In one exercise, he plays his own version of musical chairs in which the students “scramble” and do not sit with anyone in their own section. Mixing the violins with the piccolos forces each artist to learn how to play her part in a larger group but also how she fits into that larger group.
It is a lesson in context that reveals self-discovery as well as place and time, not unlike a lesson in the succession of composers and the perspective and attitudes that influenced their compositions and generations after them.
Much like politicians or writers, music composers, as well as musicians, developed a taste and aesthetic based on their personal experiences, belief systems and attitudes regarding the works of their predecessors and their peers.
Learn to listen
Though orchestration and conducting are his passions, Jarvi acknowledges that sometimes the best lessons he teaches through abstention.
“Sometimes, I just don’t conduct, and they have to learn to listen and hear their colleagues,” he said. “If they are not listening, focusing, it is obvious.”
Choosing to sit by and take in the sights and sounds that surround him, Jarvi said he sees his students actually learn how to become “one giant instrument.”
Yes, these are valuable, and at times, indelible, lessons in cooperation, communication and commitment, the likes of which far exceed anything these students may have learned in their early lives from Elmo or Big Bird.
Another lesson involved pen and paper, or at least computer, as their instrument of expression.
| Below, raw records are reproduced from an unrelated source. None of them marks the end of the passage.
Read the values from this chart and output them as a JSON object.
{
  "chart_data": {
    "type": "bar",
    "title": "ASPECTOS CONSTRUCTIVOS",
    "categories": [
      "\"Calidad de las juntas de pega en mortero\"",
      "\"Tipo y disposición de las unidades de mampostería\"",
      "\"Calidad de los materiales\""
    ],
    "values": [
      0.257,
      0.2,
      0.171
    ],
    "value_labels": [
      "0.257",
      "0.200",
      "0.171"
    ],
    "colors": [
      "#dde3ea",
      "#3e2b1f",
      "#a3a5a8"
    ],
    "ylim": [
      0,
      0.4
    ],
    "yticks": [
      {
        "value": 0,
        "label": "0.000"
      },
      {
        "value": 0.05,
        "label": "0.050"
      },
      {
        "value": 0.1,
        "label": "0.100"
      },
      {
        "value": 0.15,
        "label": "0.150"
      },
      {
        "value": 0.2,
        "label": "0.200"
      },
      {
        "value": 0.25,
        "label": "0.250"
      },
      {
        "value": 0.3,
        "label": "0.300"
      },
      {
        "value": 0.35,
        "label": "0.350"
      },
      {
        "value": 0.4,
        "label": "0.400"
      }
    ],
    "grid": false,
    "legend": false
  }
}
In that exercise, Ingraham said, the students wrote their own press releases about their performance at Powell.
Learn to take risks
Ingraham said many of these students have not performed before more than 200 people before coming to the youth orchestra.
Their emotions and attitudes run the full range as they realize they will be on stage at Powell before 2,000 people, many of whom are well-versed symphony audience members as well as their own family members.
Susan Hampton, now assistant orchestra director at Parkway Central High School, said performances like this offer their own lessons.
“Take the risks in life,” she said.
Ingraham said while there are intentional take-aways in such lessons, there are also little personal messages these young artists absorb.
And the lessons are as varied as the students. “Some are so tired because they just had four finals and six papers due and three other performances,” Ingraham said. “And then you see others who wake up so excited just to make music.”
In its own way, each rehearsal, each performance offers its own lesson, Jarvi said, “and each can at times become singularly daunting.
But overall, the students take away life lessons in cooperation, team work and vulnerability, and sometimes a single performance or rehearsal can bring insights of all of these all at once,” Ingraham said.
Learn to create
Just as with everything else these students learn, the life lessons prove to be meaningful and inspire them to do something with their talent, Jarvi said.
It is a matter of channeling those lessons and their love of music, Ingraham agreed.
“One kid came up to me at the end of the second rehearsal,” she said, “and told me that rehearsal was always something he enjoyed, but that this was the first time he ever felt like crying just because rehearsal was over.”
Jarvi has high expectations of his students. He does not hesitate to tell them that they are the face of the next generation of musicians.
“We all know that future means make up new rules,” he said. “Helping them understand that so that they realize that the most fulfilling thing that we do is create.”
And that is the real challenge — the one Yo-Yo Ma alluded to: What will they create?